|Tour||The 'Synchronicity' years 1983/84|
MONTREAL: Le Spectrum / Police in synch with intimate Spectrum crowd...Police in synch with intimate Spectrum crowd...
By show time every one who had passed the draconian security arrangements for last night's Police concert at the Spectrum were safely tucked inside, leaving many, many more standing out in the humid summer air, faced pressed to the huge glass doors.
Five minutes later, just before the band began taping their concert for international pay TV, Police manager Miles Copeland came to the front of the hall, gestured to the guards and a hundred kids who'd figured they'd missed their chance came scrambling through the turnstiles to take their places at history in the making.

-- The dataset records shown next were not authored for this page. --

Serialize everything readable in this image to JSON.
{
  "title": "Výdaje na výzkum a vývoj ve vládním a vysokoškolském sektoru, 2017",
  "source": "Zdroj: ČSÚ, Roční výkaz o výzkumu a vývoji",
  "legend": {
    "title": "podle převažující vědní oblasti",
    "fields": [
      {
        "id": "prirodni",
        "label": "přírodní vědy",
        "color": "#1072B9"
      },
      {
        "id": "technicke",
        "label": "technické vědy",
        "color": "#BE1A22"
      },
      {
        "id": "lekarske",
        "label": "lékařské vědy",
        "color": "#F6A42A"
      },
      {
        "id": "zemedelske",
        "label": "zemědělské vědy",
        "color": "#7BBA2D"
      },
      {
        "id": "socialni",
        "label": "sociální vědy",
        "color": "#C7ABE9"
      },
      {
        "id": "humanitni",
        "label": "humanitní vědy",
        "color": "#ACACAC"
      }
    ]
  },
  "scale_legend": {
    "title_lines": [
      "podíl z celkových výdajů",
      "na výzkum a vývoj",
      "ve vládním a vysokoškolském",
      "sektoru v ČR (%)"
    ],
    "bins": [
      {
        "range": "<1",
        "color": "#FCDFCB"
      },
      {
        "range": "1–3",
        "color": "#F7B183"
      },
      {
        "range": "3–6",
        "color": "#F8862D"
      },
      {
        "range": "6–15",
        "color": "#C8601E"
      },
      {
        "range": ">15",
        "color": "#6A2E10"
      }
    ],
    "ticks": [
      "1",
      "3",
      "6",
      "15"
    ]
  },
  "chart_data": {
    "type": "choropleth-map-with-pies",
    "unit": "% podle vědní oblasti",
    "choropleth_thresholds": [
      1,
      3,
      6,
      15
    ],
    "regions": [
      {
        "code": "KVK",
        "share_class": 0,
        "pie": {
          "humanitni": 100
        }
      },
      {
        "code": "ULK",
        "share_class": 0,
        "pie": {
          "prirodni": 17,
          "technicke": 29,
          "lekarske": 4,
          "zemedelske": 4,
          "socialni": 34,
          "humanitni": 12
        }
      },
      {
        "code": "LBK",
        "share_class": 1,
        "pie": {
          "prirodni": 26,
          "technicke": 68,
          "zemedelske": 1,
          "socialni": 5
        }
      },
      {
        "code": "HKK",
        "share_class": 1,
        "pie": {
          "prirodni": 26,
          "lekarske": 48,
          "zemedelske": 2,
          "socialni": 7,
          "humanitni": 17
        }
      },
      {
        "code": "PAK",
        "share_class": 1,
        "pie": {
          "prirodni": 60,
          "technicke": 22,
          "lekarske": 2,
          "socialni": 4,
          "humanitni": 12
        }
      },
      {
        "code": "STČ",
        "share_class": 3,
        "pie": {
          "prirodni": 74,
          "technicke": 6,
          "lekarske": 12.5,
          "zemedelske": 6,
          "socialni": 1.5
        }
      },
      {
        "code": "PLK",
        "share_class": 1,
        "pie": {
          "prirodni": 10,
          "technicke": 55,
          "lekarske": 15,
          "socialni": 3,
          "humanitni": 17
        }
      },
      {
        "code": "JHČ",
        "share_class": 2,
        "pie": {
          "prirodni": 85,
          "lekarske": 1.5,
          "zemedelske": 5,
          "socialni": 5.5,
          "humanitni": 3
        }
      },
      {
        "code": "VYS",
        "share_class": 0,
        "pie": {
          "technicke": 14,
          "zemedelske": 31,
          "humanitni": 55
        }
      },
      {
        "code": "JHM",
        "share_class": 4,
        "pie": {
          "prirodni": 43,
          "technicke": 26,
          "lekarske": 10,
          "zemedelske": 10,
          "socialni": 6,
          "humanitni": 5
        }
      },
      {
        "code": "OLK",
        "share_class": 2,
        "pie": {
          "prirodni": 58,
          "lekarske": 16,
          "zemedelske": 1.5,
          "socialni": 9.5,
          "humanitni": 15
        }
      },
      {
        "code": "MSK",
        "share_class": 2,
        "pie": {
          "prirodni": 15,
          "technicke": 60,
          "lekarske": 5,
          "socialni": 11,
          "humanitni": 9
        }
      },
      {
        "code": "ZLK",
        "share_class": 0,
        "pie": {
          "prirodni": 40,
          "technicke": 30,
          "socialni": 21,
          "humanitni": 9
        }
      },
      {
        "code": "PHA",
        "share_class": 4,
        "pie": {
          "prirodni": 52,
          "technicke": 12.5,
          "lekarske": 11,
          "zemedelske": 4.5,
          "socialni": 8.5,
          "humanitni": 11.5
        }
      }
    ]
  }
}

The occasion was a rare opportunity to see and hear the Police in a hall that didn't require the use of binoculars and a fertile imagination.
Equally though, it was an opportunity for the Police drummer Stewart Copeland, drummer Andy Summers and bassist, singer and storm centre Sting, mightily augmented by a female vocal trio to rekindle their own imaginations in the face of a career that has lifted them from obscurity to the very pinnacle of contemporary musical success in four reality-bending years.

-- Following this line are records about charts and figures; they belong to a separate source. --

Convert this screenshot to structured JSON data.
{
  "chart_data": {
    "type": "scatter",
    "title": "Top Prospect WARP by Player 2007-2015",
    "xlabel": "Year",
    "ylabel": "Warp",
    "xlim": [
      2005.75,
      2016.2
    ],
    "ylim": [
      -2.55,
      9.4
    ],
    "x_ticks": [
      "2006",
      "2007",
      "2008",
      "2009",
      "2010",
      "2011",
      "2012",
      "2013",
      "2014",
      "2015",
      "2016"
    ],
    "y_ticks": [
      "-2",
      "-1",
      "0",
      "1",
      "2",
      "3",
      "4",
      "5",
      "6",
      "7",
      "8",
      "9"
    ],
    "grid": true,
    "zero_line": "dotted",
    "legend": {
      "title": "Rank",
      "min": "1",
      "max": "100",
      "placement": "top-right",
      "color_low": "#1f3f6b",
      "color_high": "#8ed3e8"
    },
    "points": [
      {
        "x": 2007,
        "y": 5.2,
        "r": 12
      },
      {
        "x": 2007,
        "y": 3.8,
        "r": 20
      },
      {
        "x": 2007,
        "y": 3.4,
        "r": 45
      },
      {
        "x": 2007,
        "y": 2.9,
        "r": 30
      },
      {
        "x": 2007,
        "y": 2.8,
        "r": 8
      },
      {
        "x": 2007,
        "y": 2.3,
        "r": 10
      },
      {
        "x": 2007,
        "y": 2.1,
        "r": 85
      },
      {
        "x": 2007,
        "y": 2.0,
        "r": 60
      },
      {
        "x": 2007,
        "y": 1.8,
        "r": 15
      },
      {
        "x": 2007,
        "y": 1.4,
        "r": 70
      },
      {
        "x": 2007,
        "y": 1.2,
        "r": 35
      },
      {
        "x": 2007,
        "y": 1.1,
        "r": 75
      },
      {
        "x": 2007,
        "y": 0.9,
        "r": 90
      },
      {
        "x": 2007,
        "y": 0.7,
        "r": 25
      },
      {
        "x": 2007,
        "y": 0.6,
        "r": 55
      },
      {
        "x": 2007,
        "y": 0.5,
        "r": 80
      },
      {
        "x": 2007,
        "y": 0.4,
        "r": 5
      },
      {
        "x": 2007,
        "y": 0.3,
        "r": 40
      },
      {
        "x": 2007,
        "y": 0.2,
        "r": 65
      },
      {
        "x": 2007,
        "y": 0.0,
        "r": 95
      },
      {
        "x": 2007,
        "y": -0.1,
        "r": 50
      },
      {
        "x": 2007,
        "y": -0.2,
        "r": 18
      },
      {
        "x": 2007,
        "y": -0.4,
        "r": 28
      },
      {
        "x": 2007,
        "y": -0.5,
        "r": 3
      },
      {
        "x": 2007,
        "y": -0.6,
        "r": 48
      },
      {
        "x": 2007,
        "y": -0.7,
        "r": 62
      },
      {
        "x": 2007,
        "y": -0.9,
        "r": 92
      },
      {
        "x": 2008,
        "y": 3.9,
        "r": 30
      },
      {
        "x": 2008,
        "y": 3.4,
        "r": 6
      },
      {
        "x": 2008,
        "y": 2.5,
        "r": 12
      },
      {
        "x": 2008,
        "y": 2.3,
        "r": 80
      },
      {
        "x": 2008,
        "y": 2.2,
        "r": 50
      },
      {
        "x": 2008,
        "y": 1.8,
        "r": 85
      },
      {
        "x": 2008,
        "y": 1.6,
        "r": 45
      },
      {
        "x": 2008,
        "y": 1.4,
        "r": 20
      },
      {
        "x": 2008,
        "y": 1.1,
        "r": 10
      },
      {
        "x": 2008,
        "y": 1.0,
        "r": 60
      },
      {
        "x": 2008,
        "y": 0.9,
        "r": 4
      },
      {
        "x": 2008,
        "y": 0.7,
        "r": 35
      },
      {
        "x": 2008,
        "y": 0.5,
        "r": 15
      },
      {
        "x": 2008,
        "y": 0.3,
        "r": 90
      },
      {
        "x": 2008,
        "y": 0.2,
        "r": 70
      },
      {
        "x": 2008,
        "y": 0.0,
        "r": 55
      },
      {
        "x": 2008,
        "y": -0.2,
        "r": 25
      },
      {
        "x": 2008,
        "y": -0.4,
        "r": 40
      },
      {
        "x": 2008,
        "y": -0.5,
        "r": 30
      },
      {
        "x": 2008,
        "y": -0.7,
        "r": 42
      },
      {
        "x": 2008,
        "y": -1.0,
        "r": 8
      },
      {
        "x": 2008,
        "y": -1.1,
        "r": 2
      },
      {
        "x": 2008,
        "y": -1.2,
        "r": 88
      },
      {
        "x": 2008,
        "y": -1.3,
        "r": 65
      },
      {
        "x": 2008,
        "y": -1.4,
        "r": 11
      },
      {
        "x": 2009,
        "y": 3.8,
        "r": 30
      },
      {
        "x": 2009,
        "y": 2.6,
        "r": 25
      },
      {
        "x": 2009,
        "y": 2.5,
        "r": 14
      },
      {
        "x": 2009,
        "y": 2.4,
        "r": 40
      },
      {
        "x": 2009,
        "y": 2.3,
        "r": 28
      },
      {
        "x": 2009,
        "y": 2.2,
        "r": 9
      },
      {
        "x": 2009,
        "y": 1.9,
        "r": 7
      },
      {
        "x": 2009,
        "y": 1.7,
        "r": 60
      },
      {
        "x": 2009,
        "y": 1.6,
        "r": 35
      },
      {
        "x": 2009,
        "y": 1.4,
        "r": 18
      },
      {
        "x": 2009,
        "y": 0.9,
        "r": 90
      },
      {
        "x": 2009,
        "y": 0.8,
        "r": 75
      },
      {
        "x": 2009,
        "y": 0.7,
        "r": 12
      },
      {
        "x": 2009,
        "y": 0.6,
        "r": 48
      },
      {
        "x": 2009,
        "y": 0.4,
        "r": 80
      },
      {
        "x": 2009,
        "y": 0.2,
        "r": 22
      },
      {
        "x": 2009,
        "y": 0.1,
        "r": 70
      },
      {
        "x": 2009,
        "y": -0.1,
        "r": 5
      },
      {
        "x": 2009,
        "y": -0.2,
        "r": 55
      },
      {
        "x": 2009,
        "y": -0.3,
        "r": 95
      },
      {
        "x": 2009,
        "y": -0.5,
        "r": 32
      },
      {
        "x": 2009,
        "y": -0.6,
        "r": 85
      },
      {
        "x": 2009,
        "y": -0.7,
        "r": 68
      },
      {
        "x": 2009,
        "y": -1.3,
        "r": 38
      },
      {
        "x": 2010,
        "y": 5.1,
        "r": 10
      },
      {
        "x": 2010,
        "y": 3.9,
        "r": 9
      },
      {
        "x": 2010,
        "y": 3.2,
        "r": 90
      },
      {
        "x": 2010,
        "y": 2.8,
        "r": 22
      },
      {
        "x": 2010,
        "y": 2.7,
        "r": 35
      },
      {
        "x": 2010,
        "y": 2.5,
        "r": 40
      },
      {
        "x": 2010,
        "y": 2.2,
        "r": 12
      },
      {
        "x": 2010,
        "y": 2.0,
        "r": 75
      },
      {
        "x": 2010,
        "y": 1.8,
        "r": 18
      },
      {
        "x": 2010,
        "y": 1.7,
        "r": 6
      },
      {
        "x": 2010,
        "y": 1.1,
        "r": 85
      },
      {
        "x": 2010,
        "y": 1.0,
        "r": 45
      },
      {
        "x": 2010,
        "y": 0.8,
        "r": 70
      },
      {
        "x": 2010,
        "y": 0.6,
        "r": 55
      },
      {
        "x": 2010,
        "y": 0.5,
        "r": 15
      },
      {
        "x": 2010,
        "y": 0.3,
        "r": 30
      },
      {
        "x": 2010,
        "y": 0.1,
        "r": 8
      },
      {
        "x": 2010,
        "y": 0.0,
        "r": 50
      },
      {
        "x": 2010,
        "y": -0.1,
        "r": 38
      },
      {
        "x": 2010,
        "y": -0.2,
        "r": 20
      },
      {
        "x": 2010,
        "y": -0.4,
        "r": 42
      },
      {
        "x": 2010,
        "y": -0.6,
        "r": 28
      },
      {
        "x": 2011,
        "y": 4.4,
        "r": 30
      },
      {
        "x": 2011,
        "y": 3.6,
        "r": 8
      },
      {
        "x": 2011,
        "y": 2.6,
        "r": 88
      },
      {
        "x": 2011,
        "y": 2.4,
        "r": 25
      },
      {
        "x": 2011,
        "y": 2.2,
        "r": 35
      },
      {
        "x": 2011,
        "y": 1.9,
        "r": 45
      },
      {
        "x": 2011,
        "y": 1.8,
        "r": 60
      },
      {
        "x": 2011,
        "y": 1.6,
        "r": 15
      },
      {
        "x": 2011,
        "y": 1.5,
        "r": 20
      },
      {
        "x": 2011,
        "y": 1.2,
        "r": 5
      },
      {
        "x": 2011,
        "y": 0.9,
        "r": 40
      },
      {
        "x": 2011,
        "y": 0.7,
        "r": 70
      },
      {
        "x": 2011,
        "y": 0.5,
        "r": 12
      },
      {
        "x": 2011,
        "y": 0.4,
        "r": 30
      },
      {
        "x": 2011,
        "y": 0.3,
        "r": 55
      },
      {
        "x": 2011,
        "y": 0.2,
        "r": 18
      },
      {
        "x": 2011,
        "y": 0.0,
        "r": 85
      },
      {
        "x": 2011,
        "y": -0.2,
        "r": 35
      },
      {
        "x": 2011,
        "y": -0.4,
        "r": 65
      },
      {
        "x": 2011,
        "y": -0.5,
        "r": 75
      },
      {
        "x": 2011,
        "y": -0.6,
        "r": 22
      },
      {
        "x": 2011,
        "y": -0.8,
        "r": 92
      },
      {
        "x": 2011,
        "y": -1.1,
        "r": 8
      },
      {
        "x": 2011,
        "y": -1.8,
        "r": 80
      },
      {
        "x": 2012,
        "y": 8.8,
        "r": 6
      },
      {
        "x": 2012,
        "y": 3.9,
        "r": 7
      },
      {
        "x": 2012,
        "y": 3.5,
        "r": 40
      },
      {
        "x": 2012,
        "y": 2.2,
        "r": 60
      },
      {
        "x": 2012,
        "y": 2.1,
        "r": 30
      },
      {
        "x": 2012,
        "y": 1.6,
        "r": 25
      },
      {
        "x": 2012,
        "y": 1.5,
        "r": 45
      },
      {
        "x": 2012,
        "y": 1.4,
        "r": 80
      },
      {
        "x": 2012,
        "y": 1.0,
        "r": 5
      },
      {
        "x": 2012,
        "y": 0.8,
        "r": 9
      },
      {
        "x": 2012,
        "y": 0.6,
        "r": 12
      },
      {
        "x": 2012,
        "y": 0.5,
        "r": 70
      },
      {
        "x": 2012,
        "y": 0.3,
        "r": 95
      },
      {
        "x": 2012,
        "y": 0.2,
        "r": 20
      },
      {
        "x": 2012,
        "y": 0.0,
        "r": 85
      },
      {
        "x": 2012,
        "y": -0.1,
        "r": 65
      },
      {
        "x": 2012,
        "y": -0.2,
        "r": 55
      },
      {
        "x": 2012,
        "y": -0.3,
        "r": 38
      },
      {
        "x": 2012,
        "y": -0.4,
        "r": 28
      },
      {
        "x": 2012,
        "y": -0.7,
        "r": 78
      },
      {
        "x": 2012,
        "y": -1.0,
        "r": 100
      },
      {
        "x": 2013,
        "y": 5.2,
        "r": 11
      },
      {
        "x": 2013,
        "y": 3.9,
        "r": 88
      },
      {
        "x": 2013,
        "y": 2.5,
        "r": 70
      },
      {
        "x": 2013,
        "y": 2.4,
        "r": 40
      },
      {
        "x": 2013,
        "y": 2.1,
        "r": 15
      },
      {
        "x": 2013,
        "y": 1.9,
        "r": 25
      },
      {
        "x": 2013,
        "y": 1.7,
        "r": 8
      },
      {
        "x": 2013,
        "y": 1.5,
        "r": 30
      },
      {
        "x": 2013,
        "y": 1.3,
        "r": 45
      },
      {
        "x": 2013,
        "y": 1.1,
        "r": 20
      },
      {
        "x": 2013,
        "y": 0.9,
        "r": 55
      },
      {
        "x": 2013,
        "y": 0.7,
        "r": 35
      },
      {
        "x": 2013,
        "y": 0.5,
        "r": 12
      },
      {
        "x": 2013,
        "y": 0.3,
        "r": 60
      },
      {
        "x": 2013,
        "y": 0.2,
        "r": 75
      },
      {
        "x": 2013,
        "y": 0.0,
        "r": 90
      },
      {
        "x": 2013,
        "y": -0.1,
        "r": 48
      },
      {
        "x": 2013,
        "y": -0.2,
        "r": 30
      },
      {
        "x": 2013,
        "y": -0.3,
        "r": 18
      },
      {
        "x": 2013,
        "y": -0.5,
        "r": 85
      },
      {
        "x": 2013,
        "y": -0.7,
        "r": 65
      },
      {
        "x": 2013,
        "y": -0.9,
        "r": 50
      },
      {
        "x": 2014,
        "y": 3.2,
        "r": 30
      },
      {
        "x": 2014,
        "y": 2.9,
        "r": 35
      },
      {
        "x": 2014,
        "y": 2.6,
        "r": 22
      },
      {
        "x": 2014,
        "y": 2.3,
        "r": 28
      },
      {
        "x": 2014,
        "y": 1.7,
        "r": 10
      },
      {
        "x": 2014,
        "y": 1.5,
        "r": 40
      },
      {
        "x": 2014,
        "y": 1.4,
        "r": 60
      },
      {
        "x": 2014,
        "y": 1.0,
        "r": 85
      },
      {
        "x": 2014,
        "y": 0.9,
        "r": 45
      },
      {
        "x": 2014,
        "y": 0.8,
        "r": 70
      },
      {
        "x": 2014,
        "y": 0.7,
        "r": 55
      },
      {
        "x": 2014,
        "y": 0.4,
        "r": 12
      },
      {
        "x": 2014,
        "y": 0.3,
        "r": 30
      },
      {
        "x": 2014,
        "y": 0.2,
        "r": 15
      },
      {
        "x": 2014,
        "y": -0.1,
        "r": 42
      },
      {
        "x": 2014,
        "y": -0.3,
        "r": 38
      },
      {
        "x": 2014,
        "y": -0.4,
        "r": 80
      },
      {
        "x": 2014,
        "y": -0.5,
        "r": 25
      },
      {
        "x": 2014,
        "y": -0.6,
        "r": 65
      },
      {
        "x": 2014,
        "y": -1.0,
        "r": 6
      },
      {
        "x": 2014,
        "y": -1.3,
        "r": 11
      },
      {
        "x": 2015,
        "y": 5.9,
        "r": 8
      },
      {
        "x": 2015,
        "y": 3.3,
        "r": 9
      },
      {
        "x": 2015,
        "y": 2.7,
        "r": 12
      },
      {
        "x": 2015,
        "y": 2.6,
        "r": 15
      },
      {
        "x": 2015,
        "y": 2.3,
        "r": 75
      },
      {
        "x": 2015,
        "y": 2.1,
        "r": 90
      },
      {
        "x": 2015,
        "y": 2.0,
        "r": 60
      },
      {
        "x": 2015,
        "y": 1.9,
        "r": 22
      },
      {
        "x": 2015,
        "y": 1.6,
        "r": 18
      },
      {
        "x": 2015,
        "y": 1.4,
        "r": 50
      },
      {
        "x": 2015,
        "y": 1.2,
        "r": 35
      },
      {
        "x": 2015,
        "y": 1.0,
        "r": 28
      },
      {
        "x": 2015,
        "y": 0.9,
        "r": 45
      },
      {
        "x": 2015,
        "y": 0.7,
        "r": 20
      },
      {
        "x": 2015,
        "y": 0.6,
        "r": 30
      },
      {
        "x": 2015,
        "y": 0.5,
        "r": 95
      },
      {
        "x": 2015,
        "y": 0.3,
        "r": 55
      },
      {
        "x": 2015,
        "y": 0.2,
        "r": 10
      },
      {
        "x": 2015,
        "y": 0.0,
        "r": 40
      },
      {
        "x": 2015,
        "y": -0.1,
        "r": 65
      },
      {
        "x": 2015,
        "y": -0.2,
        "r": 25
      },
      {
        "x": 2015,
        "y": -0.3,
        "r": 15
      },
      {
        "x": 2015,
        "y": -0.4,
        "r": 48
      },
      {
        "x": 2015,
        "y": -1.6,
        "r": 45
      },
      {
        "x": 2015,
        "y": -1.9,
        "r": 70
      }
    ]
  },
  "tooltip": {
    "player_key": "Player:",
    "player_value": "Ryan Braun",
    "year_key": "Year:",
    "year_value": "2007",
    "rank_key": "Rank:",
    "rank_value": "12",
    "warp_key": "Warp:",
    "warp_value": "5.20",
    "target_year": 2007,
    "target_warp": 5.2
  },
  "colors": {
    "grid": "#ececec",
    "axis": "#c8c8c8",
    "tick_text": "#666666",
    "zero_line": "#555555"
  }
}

What transpired in the next couple of hours was a pop event to recapture the essential spirit of rock 'n' roll, a concert to confirm the near forgotten truth that music can change the world, and a great excuse to tie on your dancing shoes.
These three guys are not the Second Coming you understand. It just seems that way after suffering through the corporate greed, corruption and intellectual self-indulgence that was the bottom line for the international rock industry of the 1970s.
The Police have initiated a different order, a brave new world for rock and the business of rock as we stumble forward toward the end of the century, and they've done it by keeping their game small, by listening to their own voices and the voices of the kids on the street before making their own decisions.
They have, in effect, become the new mainstream and they could easily have played the Big O tomorrow night and escaped with the cash. But part of the Police appeal is their refusal to entrench themselves in a parody of their shamelessly appealing and cunningly simple pop reggae selves.
So they played for the fans last night (and smartly tied in an important video gig to boot) and tested the waters at club floor level for a new edition of the Police.
For the band that played last night in a rougher, bloodier and infinitely more exciting band than the glossy, note-perfect trio that has always appealed without ever stirring thoughts of glory.
All the stuff they played from the recent LP 'Synchronicity' sounded like anthems, be it the easy, distant sounds of 'Tea in the Sahara' (Paul Bowles would approve) or the heart-lifting 'Every Breath You Take', while the older material took on much more value than that of sheer nostalgia. It all worked.